One topic that kept emerging across the panels and presentations throughout the day was the USA and its influence on the European and Baltic markets.
Starting from the fundamental differences, as Garri Jones said: “While European investors are focused on three wars – the war on carbon, war on ill-health and war on war itself – US investors at the same time are focused on arming for those wars with the development of supercomputing (AI).”
Significant exposure to the US can really change risk factors for supply chains and have a negative influence on the most valuable companies and businesses. At the same time, Kaupo Lepasepp pointed out that, since Trump is making the US less attractive to talent, that means our domestic EU talent staying here.
Julijus Grigaliūnas had the same thought, saying that there is a lot of movement in executive talent, as people don’t want to be in the USA or China anymore. Compared to capital, talent is much more mobile, and with what is happening worldwide, many people could find new and interesting places.
Valeria Kiisk believes that the tariff war could actually help the European Union focus on its very fragmented internal market. Even though she sees it as having the possibility of giving a boost to Europe and the region, she also warns of the risks: “We still have some structural issues we need to think about, e.g., the ageing population. I want to be optimistic, but we need to make very smart choices.”

Elenger, Invalda INVL Group, Vinted and Mehiläinen announced as Baltic deals of the year 2025
As per tradition, the Baltic deals of the year were announced at the forum.
The Baltic Outbound Deal of the Year was the Estonian company Elenger’s acquisition of EWE Group’s Polish energy businesses.

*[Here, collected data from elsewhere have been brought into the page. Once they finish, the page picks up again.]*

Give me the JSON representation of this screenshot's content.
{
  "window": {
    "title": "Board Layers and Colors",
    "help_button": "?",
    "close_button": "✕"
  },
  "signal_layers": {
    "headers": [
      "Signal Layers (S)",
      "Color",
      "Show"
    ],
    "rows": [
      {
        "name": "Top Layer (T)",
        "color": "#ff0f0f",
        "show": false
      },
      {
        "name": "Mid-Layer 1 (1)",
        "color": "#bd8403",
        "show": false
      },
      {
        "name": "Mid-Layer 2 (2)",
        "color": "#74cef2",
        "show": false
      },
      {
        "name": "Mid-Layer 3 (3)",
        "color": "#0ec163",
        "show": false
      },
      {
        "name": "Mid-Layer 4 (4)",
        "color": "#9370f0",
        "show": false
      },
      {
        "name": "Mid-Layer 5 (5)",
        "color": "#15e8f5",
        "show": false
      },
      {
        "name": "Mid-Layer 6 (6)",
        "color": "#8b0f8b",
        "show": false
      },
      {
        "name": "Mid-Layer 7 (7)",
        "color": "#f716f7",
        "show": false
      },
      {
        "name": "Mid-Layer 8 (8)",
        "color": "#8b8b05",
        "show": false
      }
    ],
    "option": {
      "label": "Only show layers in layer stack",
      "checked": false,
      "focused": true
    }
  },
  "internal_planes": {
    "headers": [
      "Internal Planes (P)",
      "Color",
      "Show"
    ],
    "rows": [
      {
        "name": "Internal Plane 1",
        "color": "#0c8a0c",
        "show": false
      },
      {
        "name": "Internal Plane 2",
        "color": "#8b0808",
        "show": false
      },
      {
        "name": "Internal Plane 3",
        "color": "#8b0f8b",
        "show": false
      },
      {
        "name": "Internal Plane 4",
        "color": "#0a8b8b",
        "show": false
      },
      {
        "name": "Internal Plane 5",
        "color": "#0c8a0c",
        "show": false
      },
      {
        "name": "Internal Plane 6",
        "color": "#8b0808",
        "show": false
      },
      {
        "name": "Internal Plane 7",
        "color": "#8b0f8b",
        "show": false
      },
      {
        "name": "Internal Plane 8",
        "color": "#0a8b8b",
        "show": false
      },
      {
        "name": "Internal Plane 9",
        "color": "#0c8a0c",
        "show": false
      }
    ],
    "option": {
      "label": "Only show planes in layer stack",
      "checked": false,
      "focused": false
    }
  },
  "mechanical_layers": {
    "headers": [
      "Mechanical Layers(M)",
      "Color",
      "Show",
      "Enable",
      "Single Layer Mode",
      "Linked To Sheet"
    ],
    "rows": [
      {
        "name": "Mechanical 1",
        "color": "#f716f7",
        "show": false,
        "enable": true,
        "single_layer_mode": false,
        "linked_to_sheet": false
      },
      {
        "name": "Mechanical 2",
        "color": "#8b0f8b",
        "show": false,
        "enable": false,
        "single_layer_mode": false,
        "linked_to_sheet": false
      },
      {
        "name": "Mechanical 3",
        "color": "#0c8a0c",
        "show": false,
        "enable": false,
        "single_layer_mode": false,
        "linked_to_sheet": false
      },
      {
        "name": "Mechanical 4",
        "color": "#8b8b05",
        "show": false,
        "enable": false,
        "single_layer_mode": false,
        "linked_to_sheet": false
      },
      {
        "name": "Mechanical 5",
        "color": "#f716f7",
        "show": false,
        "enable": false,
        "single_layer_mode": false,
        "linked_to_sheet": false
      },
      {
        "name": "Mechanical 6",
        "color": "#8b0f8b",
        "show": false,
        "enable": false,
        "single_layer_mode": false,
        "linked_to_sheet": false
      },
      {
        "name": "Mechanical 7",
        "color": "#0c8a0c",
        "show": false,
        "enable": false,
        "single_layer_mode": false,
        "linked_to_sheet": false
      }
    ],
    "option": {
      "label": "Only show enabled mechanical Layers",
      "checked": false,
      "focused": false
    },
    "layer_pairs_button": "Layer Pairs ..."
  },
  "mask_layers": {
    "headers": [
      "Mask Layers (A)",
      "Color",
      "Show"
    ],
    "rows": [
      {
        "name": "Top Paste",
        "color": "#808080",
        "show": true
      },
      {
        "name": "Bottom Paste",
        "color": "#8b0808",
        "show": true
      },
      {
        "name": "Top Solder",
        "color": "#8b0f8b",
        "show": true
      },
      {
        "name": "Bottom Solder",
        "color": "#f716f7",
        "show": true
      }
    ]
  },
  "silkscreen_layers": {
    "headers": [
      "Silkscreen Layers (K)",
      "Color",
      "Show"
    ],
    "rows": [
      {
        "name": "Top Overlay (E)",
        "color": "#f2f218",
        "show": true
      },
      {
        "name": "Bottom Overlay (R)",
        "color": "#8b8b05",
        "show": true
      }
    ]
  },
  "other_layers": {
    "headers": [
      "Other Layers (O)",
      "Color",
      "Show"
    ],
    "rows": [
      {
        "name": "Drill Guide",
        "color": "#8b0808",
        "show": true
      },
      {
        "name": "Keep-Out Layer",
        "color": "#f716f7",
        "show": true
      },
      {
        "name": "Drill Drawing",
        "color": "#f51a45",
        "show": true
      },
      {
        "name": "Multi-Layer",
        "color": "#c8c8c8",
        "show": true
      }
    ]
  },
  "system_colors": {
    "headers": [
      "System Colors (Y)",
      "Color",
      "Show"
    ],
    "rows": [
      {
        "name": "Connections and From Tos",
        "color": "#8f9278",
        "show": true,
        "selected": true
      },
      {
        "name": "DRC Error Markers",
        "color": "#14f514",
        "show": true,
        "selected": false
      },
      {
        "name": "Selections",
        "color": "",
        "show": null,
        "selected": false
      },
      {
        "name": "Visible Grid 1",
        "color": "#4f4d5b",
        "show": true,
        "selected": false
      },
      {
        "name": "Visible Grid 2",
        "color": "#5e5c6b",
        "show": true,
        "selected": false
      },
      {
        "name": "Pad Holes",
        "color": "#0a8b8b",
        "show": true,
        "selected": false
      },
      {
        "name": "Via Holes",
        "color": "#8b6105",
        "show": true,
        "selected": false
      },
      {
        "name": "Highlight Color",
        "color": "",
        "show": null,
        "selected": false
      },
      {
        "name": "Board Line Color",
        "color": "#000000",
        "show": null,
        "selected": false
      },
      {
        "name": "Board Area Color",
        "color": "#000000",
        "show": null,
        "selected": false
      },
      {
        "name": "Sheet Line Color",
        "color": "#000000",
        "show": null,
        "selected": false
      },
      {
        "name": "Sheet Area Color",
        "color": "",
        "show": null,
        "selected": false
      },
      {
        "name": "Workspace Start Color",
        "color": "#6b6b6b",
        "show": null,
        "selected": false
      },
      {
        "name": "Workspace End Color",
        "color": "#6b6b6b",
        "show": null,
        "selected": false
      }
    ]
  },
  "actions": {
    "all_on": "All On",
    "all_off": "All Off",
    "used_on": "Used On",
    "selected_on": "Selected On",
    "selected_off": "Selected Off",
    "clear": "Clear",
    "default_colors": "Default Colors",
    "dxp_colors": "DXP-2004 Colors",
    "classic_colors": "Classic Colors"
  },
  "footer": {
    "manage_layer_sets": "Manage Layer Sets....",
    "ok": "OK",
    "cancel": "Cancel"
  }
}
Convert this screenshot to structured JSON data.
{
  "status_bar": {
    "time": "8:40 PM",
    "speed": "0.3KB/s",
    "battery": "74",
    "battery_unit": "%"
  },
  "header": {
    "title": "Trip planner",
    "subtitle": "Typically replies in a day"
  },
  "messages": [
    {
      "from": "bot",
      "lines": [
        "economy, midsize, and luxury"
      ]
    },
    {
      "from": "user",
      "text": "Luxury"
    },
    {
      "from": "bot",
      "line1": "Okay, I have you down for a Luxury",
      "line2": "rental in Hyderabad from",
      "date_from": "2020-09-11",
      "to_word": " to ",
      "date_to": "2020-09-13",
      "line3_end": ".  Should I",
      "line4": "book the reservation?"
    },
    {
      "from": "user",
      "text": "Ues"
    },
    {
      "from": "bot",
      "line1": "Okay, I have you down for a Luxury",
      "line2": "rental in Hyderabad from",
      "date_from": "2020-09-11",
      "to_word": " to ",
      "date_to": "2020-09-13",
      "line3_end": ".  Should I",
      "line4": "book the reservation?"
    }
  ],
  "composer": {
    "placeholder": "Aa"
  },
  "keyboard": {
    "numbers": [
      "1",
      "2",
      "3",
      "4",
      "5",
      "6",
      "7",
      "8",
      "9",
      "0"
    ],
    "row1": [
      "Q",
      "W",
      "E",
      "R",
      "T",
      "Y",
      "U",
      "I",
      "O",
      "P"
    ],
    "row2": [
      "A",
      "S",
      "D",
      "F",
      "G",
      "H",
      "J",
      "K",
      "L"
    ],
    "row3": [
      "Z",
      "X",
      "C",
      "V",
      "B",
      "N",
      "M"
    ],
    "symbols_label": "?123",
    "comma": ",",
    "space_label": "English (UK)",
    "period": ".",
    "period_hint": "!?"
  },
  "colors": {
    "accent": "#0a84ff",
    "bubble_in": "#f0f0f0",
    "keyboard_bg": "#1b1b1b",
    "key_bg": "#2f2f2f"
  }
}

The transaction totals EUR 120 million, making it the most significant Estonian investment in Poland.
The Baltic Venture Capital Deal of the Year was Lithuanian unicorn Vinted’s EUR 340 million secondary round, which was led by asset manager TPG.
The Baltic Private Equity Deal of the Year was Invalda INVL Group’s exit from Lithuania’s largest private healthcare network, InMedica. The acquisition of InMedica by Finnish-based private healthcare provider Mehiläinen was announced as the Baltic M&A Deal of the Year.
The awards cover deals completed between 1 January 2024 and 31 March 2025. The winning deals were selected based on their strategic importance for the Baltic market; their value, complexity, and/or innovative nature; their ESG impact; and the involvement of Baltic stakeholders.
The Baltic M&A and Private Equity Forum 2025 was organised by Sorainen on 22 April in Tallinn, in cooperation with leading Estonian business media outlet Äripäev. As in previous years, the event gathered together 250 participants representing private equity, venture capital funds, investment banking, consultants, lawyers, business executives and owners from the Baltics and beyond.